O recado da urna

Coluna: Carlos José Marques

Carlos José Marques é diretor editorial da Editora Três

O recado da urna

Nilson Cardoso
CAOS E MORTE Em vez de proteger a população, Bolsonaro fomenta o medo e o descrédito na ciência e transforma a vacina em arma política Foto: Nilson Cardoso

O que salta aos olhos nessa primeira eleição convulsionada e esvaziada pela Covid é a fragorosa derrota do bolsonarismo, em toda a sua falta de esplendor, na prática e nas urnas. O presidente, em que pese o engajamento, com lives mequetrefes diárias para, como cabo eleitoral, promover os preferidos, conseguiu na verdade secar as chances de cada um deles junto ao eleitorado – quase como um espectro tóxico.

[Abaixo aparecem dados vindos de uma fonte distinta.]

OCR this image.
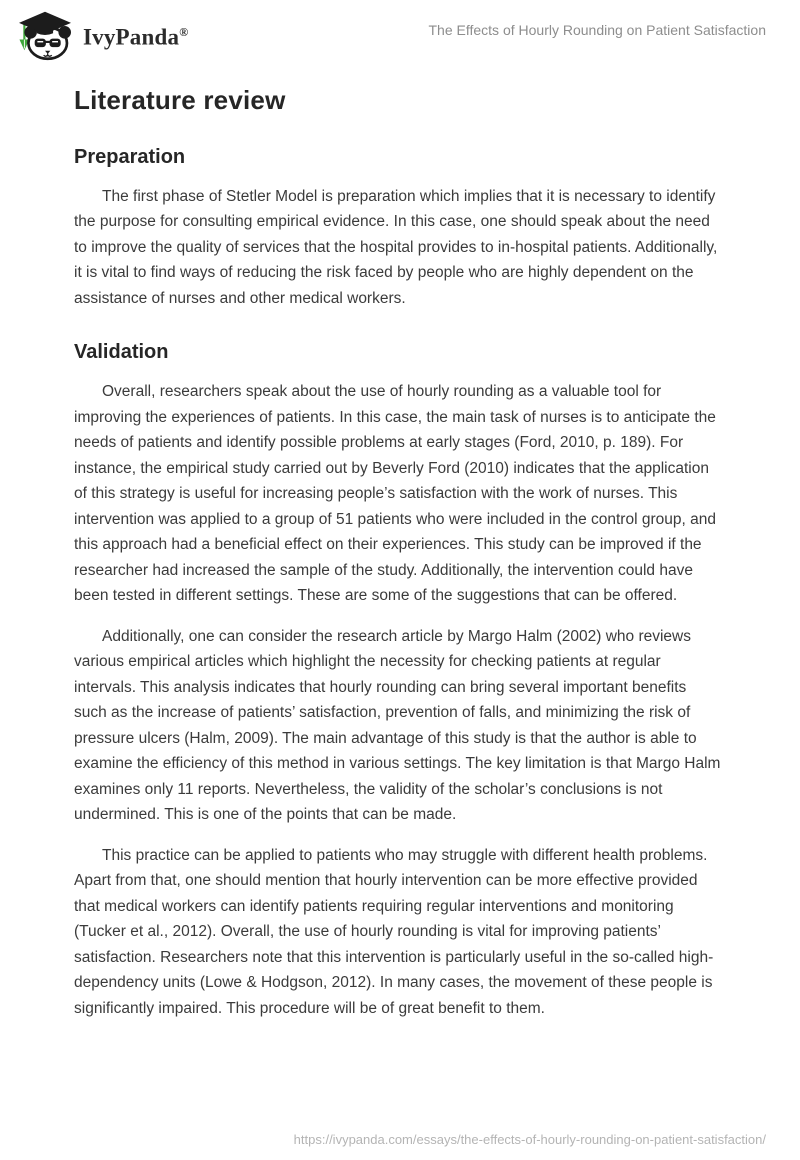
IvyPanda®	The Effects of Hourly Rounding on Patient Satisfaction
Literature review
Preparation

The first phase of Stetler Model is preparation which implies that it is necessary to identify the purpose for consulting empirical evidence. In this case, one should speak about the need to improve the quality of services that the hospital provides to in-hospital patients. Additionally, it is vital to find ways of reducing the risk faced by people who are highly dependent on the assistance of nurses and other medical workers.

Validation

Overall, researchers speak about the use of hourly rounding as a valuable tool for improving the experiences of patients. In this case, the main task of nurses is to anticipate the needs of patients and identify possible problems at early stages (Ford, 2010, p. 189). For instance, the empirical study carried out by Beverly Ford (2010) indicates that the application of this strategy is useful for increasing people’s satisfaction with the work of nurses. This intervention was applied to a group of 51 patients who were included in the control group, and this approach had a beneficial effect on their experiences. This study can be improved if the researcher had increased the sample of the study. Additionally, the intervention could have been tested in different settings. These are some of the suggestions that can be offered.

Additionally, one can consider the research article by Margo Halm (2002) who reviews various empirical articles which highlight the necessity for checking patients at regular intervals. This analysis indicates that hourly rounding can bring several important benefits such as the increase of patients’ satisfaction, prevention of falls, and minimizing the risk of pressure ulcers (Halm, 2009). The main advantage of this study is that the author is able to examine the efficiency of this method in various settings. The key limitation is that Margo Halm examines only 11 reports. Nevertheless, the validity of the scholar’s conclusions is not undermined. This is one of the points that can be made.

This practice can be applied to patients who may struggle with different health problems. Apart from that, one should mention that hourly intervention can be more effective provided that medical workers can identify patients requiring regular interventions and monitoring (Tucker et al., 2012). Overall, the use of hourly rounding is vital for improving patients’ satisfaction. Researchers note that this intervention is particularly useful in the so-called high-dependency units (Lowe & Hodgson, 2012). In many cases, the movement of these people is significantly impaired. This procedure will be of great benefit to them.

https://ivypanda.com/essays/the-effects-of-hourly-rounding-on-patient-satisfaction/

Seu ponta-de-lança em São Paulo, promotor recorrente de fake news, tal qual o padrinho, virou suco. Derreteu, minguou e aí não vai novidade na habitual trajetória do cavalo paraguaio. No Rio, o encrencado e encalacrado Crivella, em que pese os confetes, festas, rapapés e sessões de descarrego de Messias, definitivamente não será reeleito e só não foi pior em meio ao quadro porque, vislumbrando o elenco, é de chorar a tuna de adversários cariocas – mesmo aquele que se projetou na frente, Eduardo Paes, com um plantel de investigações de amedrontar malfeitor líder de quadrilha.

Na maioria das capitais, os candidatos bolsonaristas malemal não passaram de meros coadjuvantes. No Recife, a delegada Patrícia Domingos ia bem nas pesquisas até que a benção do “mito” a condenou ao ocaso. Depois de uma estreia fulminante, nem chegou às cabeças. O triunvirato João Campos, Marília Arraes (os dois do clã do icônico ex-governador local Miguel Arraes) além do ex-ministro Mendonça Filho, protagonizaram a disputa.

Em Minas, novo fracasso do capitão. Bruno Engler vai amargando um apagado quarto lugar com minguados 4% da preferência. Em Manaus, Coronel Menezes ficou na rabeira, em oitavo lugar. O fato é que o presidente sem partido provocou uma diluição desanimadora de sua onda de extremismo de direita. Se há um grande perdedor, ao menos nesse primeiro e prévio escrutínio de 2022, é ele mesmo. Uma derrota acachapante, pode ser vista assim, para quem se autoproclamava o novo salvador da Nação.

Os fracassos em cascata ameaçam deixar o presidente sem palanques firmes para o seu próprio referendo nas urnas, mais adiante. Conseguirá Bolsonaro reagrupar as forças até lá? Medida e composta por qual viés e grupo de sustentação? Militares já o veem com desconfiança. O Centrão venal espera ser regiamente pago e, na hora “H”, é tecnicamente pragmático, indo se enfronhar com vencedores para manter a boquinha.

Nas legendas tradicionais constituídas o cálculo sobre eventual apoio a Bolsonaro messiânico ainda soa como incógnita. O passe do mandatário está desvalorizado, chamuscado pelos revezes. Quem procurou a sua benção, passou vergonha. Apareceu ao seu lado, tomou um bolo daqueles! Lições eloquentes tiraram os políticos daí. Fica cada vez mais claro que a rejeição ao nome ombreia, no mínimo, com a decantada popularidade entre seguidores e fiéis.

Além do fiasco latente, Messias sem partido, ficou, por assim dizer, ainda mais refém da máquina centrista de triturar reputações. Só Auxílio Emergencial e muita obra eleitoreira aos amigos/aliados para salvar os providenciais votos de cabresto. Para além disso, importante realçar e registrar o avanço significativo do voto jovem na esquerda trazendo para o centro do tabuleiro figuras de um radicalismo extremo na outra ponta, como Guilherme Boulos, em São Paulo, e Marília Arraes, em Recife.

No Rio, a soma dos votos nos candidatos de esquerda bate fragorosamente a Crivella e ele só conseguiu algum respiro, sem chances, dada essa diluição. Vamos assistindo a uma modificação significativa no tabuleiro, não necessariamente para melhor, mas com agudos indicadores de uma insatisfação premente com o atual status quo.